McCarthy, like Munslow, headed west across the Doldrums a move that paid great dividends but only in the short term. "All the climatology I had said it was likely to go easterly after the Doldrums so I thought at the Cape Verdes I had a westerly gybe I could take that was probably making and I thought after that once I got through the Doldrums I could come back east on the light easterlies. But it never materialised and I ended up too far west..."
The Doldrums, says McCarthy, wasn’t a big deal. "I had two nights of Doldrumy rain squalls but there was no great punch in them and it was not a big deal. I was not really becalmed. I was a long way west, over 27 west, so you’re not really in the Doldrums to be honest."
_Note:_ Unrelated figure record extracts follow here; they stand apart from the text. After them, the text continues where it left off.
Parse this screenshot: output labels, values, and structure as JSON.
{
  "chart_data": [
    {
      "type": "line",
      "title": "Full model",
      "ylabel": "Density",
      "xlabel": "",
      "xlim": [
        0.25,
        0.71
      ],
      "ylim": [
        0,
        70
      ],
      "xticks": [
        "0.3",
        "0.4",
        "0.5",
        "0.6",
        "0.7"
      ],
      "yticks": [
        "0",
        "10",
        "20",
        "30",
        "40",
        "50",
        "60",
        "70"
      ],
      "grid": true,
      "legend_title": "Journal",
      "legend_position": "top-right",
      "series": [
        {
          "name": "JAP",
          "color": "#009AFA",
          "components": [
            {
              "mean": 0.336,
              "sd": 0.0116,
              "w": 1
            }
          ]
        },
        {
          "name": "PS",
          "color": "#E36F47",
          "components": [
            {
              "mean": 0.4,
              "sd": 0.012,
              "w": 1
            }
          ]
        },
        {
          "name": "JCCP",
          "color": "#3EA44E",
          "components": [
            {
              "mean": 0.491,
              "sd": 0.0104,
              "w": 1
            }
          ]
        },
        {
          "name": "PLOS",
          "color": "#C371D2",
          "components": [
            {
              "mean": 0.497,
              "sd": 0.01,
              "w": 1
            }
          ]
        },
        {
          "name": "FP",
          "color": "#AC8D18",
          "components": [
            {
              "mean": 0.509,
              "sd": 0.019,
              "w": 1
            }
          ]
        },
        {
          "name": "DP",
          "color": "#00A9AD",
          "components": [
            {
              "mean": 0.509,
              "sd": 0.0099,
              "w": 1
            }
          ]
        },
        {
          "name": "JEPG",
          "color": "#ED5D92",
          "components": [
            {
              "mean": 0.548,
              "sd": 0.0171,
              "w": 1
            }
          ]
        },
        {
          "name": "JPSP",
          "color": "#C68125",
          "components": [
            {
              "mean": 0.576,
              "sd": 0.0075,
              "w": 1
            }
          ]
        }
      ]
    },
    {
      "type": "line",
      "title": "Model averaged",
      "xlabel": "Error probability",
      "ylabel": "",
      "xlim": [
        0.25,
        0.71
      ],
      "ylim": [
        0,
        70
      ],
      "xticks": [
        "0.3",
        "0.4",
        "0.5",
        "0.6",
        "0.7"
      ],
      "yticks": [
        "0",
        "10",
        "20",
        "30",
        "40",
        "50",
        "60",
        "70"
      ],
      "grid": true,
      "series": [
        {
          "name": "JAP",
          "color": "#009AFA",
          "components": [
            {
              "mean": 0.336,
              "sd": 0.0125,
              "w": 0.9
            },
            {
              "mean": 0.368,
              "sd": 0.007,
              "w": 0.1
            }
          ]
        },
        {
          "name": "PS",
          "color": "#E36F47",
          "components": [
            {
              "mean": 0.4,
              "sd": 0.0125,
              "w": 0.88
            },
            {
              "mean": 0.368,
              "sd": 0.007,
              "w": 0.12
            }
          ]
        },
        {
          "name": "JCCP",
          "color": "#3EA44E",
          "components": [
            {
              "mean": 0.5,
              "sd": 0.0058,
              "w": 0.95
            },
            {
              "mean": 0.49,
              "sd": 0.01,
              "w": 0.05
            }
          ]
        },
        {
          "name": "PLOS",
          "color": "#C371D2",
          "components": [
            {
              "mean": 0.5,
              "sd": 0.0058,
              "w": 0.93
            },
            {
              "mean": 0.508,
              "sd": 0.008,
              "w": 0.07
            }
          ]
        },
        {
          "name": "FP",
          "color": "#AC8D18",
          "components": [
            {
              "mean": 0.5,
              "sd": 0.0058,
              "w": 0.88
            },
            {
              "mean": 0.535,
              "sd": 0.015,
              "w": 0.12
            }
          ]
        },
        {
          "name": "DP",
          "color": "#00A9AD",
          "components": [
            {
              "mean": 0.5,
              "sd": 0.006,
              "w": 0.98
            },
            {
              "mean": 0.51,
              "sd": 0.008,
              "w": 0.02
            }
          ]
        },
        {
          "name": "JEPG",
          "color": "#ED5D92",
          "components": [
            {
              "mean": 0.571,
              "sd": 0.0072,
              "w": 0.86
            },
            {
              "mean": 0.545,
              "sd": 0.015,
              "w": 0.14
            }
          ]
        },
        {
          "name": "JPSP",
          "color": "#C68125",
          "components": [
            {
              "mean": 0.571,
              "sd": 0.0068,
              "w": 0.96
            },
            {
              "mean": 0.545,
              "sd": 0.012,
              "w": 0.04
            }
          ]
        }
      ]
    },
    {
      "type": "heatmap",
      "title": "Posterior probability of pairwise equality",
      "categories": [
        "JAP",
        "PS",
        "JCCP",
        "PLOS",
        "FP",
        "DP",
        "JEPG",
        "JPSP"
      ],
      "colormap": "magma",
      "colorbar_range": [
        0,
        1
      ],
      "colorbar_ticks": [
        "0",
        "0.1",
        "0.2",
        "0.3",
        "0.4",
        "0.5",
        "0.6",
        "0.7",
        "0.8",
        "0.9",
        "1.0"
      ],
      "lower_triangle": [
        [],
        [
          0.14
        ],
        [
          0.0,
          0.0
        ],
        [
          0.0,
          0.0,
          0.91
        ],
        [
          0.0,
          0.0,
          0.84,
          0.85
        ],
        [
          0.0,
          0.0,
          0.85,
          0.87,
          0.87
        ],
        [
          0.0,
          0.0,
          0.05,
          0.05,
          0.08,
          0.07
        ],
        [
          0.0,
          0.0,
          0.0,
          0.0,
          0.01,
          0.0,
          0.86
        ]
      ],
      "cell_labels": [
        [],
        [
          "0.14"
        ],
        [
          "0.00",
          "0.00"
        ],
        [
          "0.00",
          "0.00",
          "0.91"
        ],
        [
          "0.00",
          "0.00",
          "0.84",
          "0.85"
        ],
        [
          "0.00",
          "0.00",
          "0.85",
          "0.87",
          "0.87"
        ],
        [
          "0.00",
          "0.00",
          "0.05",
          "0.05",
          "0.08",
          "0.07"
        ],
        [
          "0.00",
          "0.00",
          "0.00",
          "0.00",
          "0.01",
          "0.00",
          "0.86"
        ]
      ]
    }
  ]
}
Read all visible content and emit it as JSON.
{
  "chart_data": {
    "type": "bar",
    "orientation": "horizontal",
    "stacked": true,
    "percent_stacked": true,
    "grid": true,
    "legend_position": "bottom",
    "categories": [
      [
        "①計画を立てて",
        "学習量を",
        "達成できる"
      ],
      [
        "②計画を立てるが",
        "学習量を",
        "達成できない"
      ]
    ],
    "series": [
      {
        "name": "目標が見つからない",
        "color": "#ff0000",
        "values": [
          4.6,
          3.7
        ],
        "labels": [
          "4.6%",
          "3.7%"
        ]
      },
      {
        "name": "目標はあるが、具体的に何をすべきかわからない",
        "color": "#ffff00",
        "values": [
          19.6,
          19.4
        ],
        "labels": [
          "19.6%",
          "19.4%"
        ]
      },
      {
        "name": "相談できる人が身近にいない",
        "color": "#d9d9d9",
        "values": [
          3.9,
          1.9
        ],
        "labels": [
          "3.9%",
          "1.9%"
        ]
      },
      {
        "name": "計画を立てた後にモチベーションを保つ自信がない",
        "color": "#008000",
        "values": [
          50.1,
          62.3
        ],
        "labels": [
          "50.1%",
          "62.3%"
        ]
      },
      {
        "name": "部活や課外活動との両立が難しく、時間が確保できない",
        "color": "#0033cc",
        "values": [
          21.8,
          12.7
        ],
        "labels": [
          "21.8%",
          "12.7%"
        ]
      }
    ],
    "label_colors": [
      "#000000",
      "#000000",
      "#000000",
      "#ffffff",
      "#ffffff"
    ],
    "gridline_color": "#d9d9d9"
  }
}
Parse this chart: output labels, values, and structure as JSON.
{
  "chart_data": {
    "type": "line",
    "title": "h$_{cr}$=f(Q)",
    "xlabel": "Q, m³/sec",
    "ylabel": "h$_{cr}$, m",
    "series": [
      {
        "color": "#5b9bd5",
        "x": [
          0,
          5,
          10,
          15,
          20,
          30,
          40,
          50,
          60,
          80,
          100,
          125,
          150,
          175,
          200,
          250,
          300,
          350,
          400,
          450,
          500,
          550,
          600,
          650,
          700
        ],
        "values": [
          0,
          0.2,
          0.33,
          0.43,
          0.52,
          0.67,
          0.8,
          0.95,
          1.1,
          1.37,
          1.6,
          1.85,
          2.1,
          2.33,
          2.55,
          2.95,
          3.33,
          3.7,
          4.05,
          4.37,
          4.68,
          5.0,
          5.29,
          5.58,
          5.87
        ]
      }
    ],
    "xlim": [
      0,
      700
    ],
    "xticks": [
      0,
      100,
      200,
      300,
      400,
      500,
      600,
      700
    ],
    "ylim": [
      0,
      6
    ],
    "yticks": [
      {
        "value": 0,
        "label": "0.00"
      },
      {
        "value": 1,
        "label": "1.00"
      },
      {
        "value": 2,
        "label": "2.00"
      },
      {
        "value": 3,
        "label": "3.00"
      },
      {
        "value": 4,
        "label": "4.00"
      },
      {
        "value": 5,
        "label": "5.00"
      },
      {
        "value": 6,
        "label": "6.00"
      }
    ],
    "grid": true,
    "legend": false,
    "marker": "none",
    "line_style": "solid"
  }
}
Once he was out of the Doldrums and on the wind McCarthy says he lost out big time. "It was very hard for me to make an impression and I just had to be careful with the mast. There are five boats here without rigs and I’m lucky to have mine here. Whenever the weather got dirty I just looked after the boat. I didn’t make any attempt to be stupid with it."
Aside from the forestay he broke very little. "I broke my rudder chainplate pins and the runner went flying past my head with the masthead kite up which wasn’t particularly fun and just keel block lashings but nothing I couldn’t fix within 10 or 15 minutes. I had no hours of downtime because of serious breakage.
Like Munslow, McCarthy's overall impression of leg two was the tedium. "The solitude didn’t bother me. I’m quite comfortable at sea, I quite like being out there. I am quite content to be out there. But two weeks is a long time to be going upwind in a Mini - it is not a huge amount of fun and it’s not what you design a Mini for. It is a pity because my boat is actually very good upwind."
Unlike Munslow, McCarthy intends to be on the start line again in 2005 in the same boat (both Munslow and he have Owen Clarke design, but McCarthy's is newer and professionally built).
"I’ve got some improvements in my head. There are carbon rigs next time, so I’m going to look at that when I get home if I can afford it. So I’ll try and do that for the boat for next year. I still have a lot of improving to do as a sailor on the boat just to get better at sailing it. And most of my sails I need to sized up a bit because it is a very powerful boat and it needs area to drive it. There are lots of improvements I can do. Fitting a carbon mast might sort out the keel so it might pass the stability test. I need to look into all this when I get back, to find out what the cheapest way to do it."
In many ways Munslow and McCarthy were lucky to make it to Salvador in one piece. Jean-Baptiste Dejeanty on Artech-Caen la Mer collided with a whale, virtually writing off his Mini - dismasted and nearly losing its keel. His boat was towed into Recife by one of the Mini's mother ships.
Aside from the devasting dismastings of Jonathan McKee and Sam Manuard while both were leading the Mini, similar disaster befell Mini veteran Michel Mirabel who put in a dramatic upturn in speed in the closing stages of leg two to take the lead in the series class. Shortly before crossing the finish line Mirabel fell asleep and ran his boat on to the rocks off Salvador's lighthouse - just two miles from the finish line...
Kiwi Mini sailor Chris Sayer would have finished fourth on this leg had he been an official entry and despite returned to Lanzarote to fix his bowsprit shortly after the start. Sayer finished just ahead of Jonathan McKee on the first leg and had he been in the race would have probably finished second overall.